Was verbirgt sich hinter dem Menschen, der sich so emotionslos zeigt? Hat er in Wahrheit eine verletzbare Seele? Fühlt er sich manchmal genauso zerbrechlich und schwach? 
Es sind soviele Fragen, die sie ihm stellen möchte. Doch sie weiß, dass sie keine Antwort erhalten wird. Denn er zieht seine Maske nicht ab. Nicht für sie. Stattdessen spielt er weiter sein Spiel, während sein wahres Ich im Dunkeln verborgen bleibt.
Und sie kann nur ahnen, was sich dahinter versteckt.
Sie hat keine Zweifel daran, dass er ein Mensch mit zwei Gesichtern ist.
Doch ist das wirklich so falsch?
Haben wir nicht alle zwei Gesichter?

Sei ehrlich zu dir. Wie oft hast du schon mit Erfolg versucht etwas zu sein, was du nicht bist? Wie oft standest du schon vor deinem Spiegel und hast dich gefragt, wer dieses Mädchen ist, welches dir dort mit einem Lächeln gegenüberstand?
Ist es ein echtes Lächeln gewesen? Ist es das Lächeln gewesen, was aus deinem Herzen kam? Oder war es nur das Lächeln deiner Maske? Der Maske, die du aufgesetzt hast, um deine wahren Gefühle zu verbergen. Die Maske, die dich vor der Welt schützen soll. Damit die Welt nicht sieht, wer du wirklich bist und was du ehrlich fühlst. Damit die Menschen nicht ahnen können, dass du heute nicht fröhlich bist. Die Maske, die dein Gesicht vor der Aussenwelt versteckt. Es ist dein Gesicht. Es ist dein wahres Gesicht.
Während das zweite Gesicht nichts weiter ist als eine Fassade. Die Fassade deiner selbst.

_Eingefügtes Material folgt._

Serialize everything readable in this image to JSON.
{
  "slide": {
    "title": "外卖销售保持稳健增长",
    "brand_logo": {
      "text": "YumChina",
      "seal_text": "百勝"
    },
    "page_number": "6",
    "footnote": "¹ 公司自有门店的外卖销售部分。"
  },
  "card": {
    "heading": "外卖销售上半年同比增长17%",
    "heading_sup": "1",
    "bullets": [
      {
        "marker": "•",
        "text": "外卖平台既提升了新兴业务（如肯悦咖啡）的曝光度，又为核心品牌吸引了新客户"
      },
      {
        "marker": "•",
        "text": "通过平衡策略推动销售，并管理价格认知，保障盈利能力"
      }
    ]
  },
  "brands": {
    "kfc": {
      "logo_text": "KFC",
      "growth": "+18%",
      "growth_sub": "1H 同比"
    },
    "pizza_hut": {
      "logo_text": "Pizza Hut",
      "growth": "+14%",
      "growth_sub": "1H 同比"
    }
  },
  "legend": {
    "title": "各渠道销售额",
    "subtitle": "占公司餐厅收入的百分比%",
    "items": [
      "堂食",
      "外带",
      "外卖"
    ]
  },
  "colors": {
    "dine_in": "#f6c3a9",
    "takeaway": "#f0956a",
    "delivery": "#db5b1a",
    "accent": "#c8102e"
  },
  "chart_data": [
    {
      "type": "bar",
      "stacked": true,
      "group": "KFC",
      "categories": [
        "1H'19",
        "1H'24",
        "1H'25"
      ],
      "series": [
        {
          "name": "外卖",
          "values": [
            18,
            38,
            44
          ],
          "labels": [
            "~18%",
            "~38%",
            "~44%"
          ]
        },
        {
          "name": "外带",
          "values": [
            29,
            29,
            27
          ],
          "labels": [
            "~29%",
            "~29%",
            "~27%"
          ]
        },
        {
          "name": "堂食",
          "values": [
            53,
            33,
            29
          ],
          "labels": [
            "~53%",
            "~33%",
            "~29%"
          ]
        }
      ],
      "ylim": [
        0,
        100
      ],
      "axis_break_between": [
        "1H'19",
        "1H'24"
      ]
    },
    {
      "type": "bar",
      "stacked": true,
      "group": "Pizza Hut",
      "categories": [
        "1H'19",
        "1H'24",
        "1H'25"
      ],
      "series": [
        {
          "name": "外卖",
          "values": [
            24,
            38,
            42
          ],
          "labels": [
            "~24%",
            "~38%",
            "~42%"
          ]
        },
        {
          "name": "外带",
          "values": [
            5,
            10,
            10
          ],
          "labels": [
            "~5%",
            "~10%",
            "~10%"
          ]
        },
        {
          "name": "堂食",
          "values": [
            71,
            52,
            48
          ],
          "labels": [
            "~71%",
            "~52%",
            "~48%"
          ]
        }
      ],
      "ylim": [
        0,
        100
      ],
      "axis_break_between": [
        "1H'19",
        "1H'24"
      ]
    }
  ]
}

Du sagst, es geht dir gut. Obwohl es eine Lüge ist.
Du lächelst. Obwohl du schreien willst.
Du fängst an zu lachen. Obwohl du weinen willst.
Du zeigst dich kämpferisch. Obwohl du schon aufgegeben hast.
Du treibst deine Späße. Obwohl dich der Kummer quält.
Du freust dich über den Tag. Obwohl jede Stunde zur Last geworden ist.
Du zeigst der Welt dein Gesicht. Obwohl es nicht dein wahres Gesicht ist.

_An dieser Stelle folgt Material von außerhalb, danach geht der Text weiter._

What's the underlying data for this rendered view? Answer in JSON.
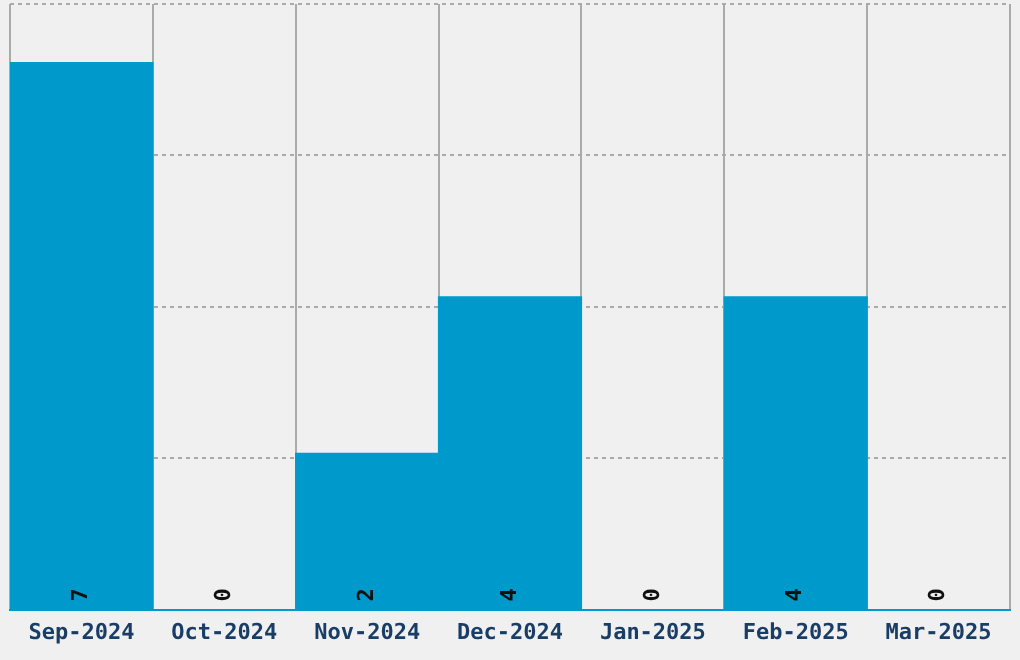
{
  "chart_data": {
    "type": "bar",
    "categories": [
      "Sep-2024",
      "Oct-2024",
      "Nov-2024",
      "Dec-2024",
      "Jan-2025",
      "Feb-2025",
      "Mar-2025"
    ],
    "values": [
      7,
      0,
      2,
      4,
      0,
      4,
      0
    ],
    "color": "#0099cc",
    "ylim": [
      0,
      7.75
    ],
    "yticks": [
      {
        "value": 0,
        "label": null
      },
      {
        "value": 1.9375,
        "label": null
      },
      {
        "value": 3.875,
        "label": null
      },
      {
        "value": 5.8125,
        "label": null
      },
      {
        "value": 7.75,
        "label": null
      }
    ],
    "tick_labels": "x",
    "grid": true,
    "data_labels": true,
    "legend": false
  }
}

Sicherlich hat jeder von uns schonmal jemanden dargestellt, der er nicht ist. 
Ein fröhlicher Mensch vielleicht, während in unserem Inneren alles schreit.
Doch warum tun wir das? Warum können wir nicht einfach sein, wie wir sind?

Ich denke, den meisten Menschen fällt es sehr schwer zuzugeben, dass es ihnen schlecht geht. Dies ist nachvollziehbar. Dürfen wir es uns denn überhaupt noch erlauben, Schwäche zu zeigen? 
Dürfen wir unsere Tränen zeigen?  Dürfen wir der Welt offenbaren, dass unser Herz blutet? 

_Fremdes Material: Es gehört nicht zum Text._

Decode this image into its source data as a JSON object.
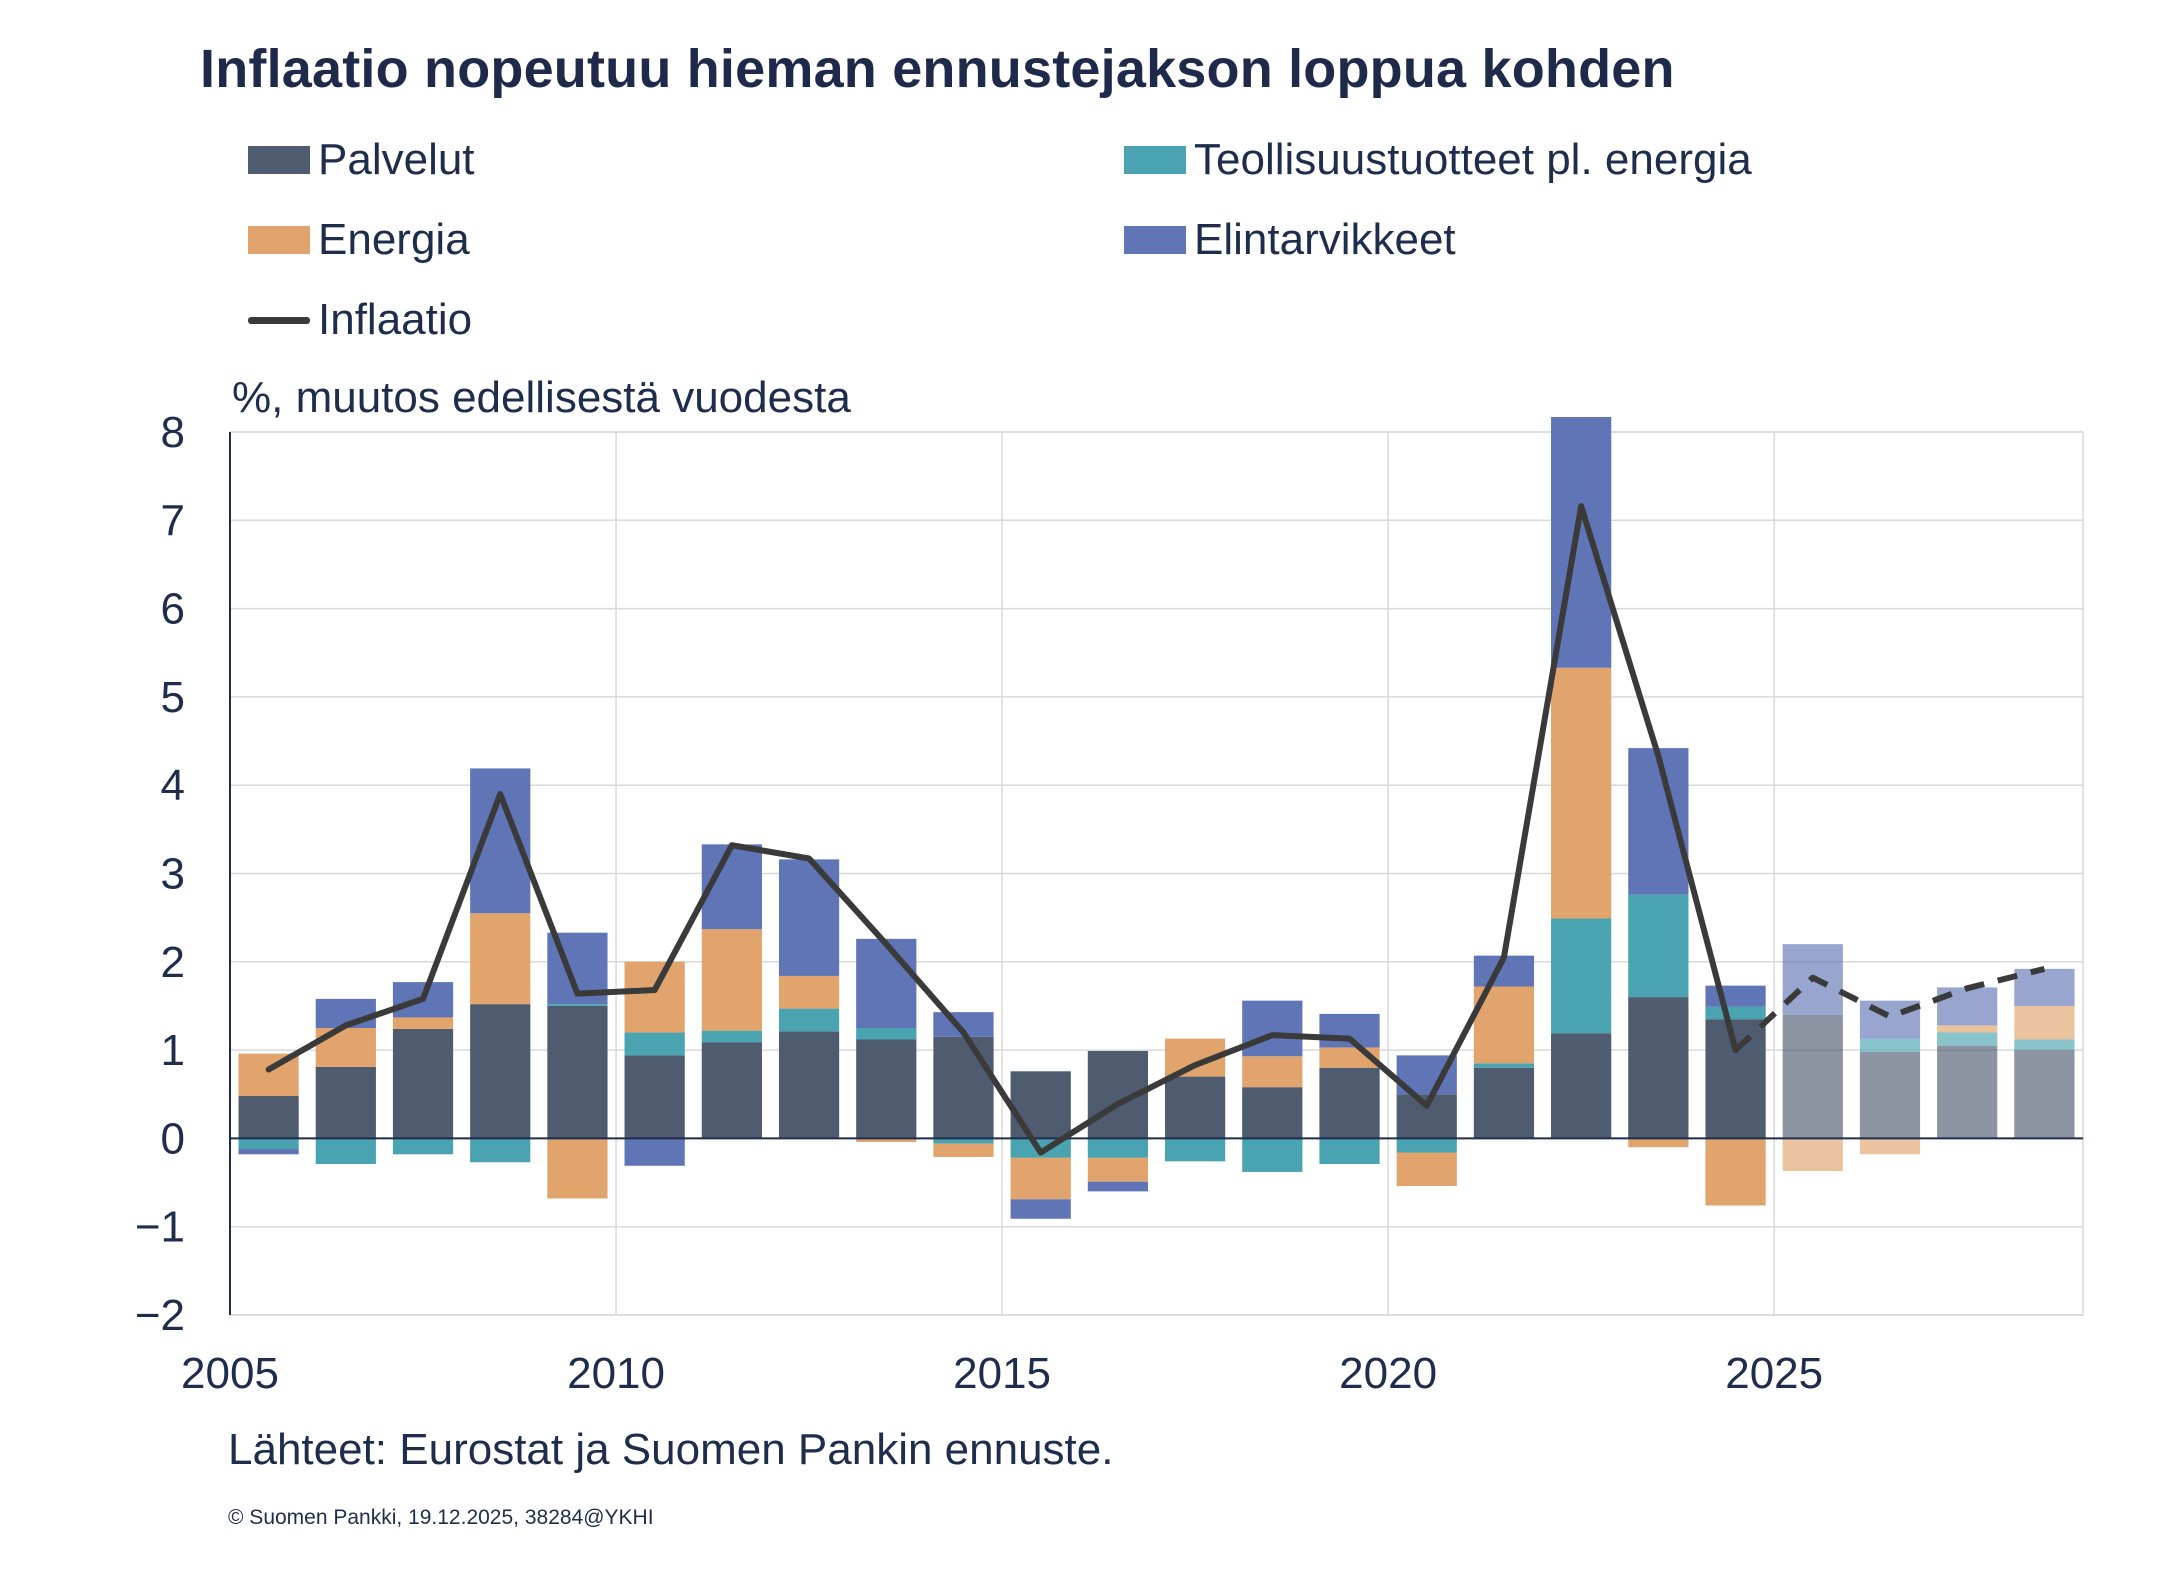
{
  "chart_data": {
    "type": "bar",
    "stacked": true,
    "title": "Inflaatio nopeutuu hieman ennustejakson loppua kohden",
    "ylabel": "%, muutos edellisestä vuodesta",
    "xlabel": "",
    "ylim": [
      -2,
      8
    ],
    "yticks": [
      -2,
      -1,
      0,
      1,
      2,
      3,
      4,
      5,
      6,
      7,
      8
    ],
    "ytick_labels": [
      "−2",
      "−1",
      "0",
      "1",
      "2",
      "3",
      "4",
      "5",
      "6",
      "7",
      "8"
    ],
    "xticks": [
      2005,
      2010,
      2015,
      2020,
      2025
    ],
    "xtick_labels": [
      "2005",
      "2010",
      "2015",
      "2020",
      "2025"
    ],
    "x_range": [
      2005,
      2029
    ],
    "categories": [
      2005,
      2006,
      2007,
      2008,
      2009,
      2010,
      2011,
      2012,
      2013,
      2014,
      2015,
      2016,
      2017,
      2018,
      2019,
      2020,
      2021,
      2022,
      2023,
      2024,
      2025,
      2026,
      2027,
      2028
    ],
    "forecast_start": 2025,
    "legend_position": "top",
    "series": [
      {
        "name": "Palvelut",
        "color": "#4f5b6e",
        "values": [
          0.48,
          0.81,
          1.24,
          1.52,
          1.5,
          0.94,
          1.09,
          1.21,
          1.12,
          1.15,
          0.76,
          0.99,
          0.7,
          0.58,
          0.8,
          0.5,
          0.8,
          1.19,
          1.6,
          1.35,
          1.4,
          0.98,
          1.05,
          1.0
        ]
      },
      {
        "name": "Teollisuustuotteet pl. energia",
        "color": "#4aa3b0",
        "values": [
          -0.12,
          -0.29,
          -0.18,
          -0.27,
          0.02,
          0.26,
          0.13,
          0.26,
          0.13,
          -0.06,
          -0.22,
          -0.22,
          -0.26,
          -0.38,
          -0.29,
          -0.16,
          0.05,
          1.3,
          1.16,
          0.14,
          0.0,
          0.15,
          0.15,
          0.12
        ]
      },
      {
        "name": "Energia",
        "color": "#e0a46c",
        "values": [
          0.48,
          0.44,
          0.13,
          1.03,
          -0.68,
          0.8,
          1.15,
          0.37,
          -0.04,
          -0.15,
          -0.47,
          -0.27,
          0.43,
          0.35,
          0.23,
          -0.38,
          0.87,
          2.84,
          -0.1,
          -0.76,
          -0.37,
          -0.18,
          0.08,
          0.38
        ]
      },
      {
        "name": "Elintarvikkeet",
        "color": "#5f75b6",
        "values": [
          -0.06,
          0.33,
          0.4,
          1.64,
          0.81,
          -0.31,
          0.96,
          1.32,
          1.01,
          0.28,
          -0.22,
          -0.11,
          0.0,
          0.63,
          0.38,
          0.44,
          0.35,
          2.84,
          1.66,
          0.24,
          0.8,
          0.43,
          0.43,
          0.42
        ]
      }
    ],
    "line": {
      "name": "Inflaatio",
      "color": "#3a3a3a",
      "values": [
        0.78,
        1.28,
        1.58,
        3.9,
        1.64,
        1.68,
        3.32,
        3.17,
        2.2,
        1.2,
        -0.16,
        0.39,
        0.83,
        1.17,
        1.13,
        0.37,
        2.05,
        7.16,
        4.33,
        1.0,
        1.82,
        1.38,
        1.7,
        1.92
      ]
    }
  },
  "legend": {
    "palvelut": "Palvelut",
    "teollisuus": "Teollisuustuotteet pl. energia",
    "energia": "Energia",
    "elintarvikkeet": "Elintarvikkeet",
    "inflaatio": "Inflaatio"
  },
  "footer": {
    "source": "Lähteet: Eurostat ja Suomen Pankin ennuste.",
    "copyright": "© Suomen Pankki, 19.12.2025, 38284@YKHI"
  }
}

Sicherlich dürften wir das. Doch wir tun es nicht. 
Denn wir wollen stolz sein. 
Wir wollen stark sein. 
Wir wollen unsere zerbrechliche, verletzbare Seite vor der Welt verstecken. Denn zu oft haben wir das Gefühl, dass die Welt diese Seite nicht sehen will. Und nicht sehen darf.
Es wird erwartet, dass wir stark sind.
Wir sollen stark sein. 
Wir müssen stark sein. 
Und letztendlich sind wir das auch.

Und so setzen wir unsere Maske auf und gehen durch die Welt. 
Doch es gibt Menschen, für die es sich lohnt, die Maske fallen zu lassen. 
Und es gibt Menschen, die hinter unsere Fassade blicken und unsere wahren Gefühle erkennen können. Diese Menschen haben es verdient, dass wir ehrlich zu ihnen sind. Wir dürfen uns endlich fallen lassen und können so sein, wie wir wollen. Mit all den Gefühlen.
Es ist ein Zeichen von Stärke, auch mal Schwäche zeigen zu können. Zuzugeben, dass man nicht immer die starke Person ist, für die man stets gehalten wird. Zugeben, dass nicht immer alles perfekt ist. Zugeben, dass es noch ein zweites Gesicht gibt.

Denn das zeugt von wahrer Größe und Stärke.

Also, setz die Maske ab.

Lass mich nur einmal in deine Seele blicken. Nur dieses eine Mal. Zeig mir, wer du wirklich bist. Zeig mir, was du fühlst. Zeig mir, was du glaubst. Zeig mir, was dein Herz spricht.

Zeig es mir, dein wahres Gesicht.

Kommentare:

  1. du schreibst so toll und die bilder passen perfekt!!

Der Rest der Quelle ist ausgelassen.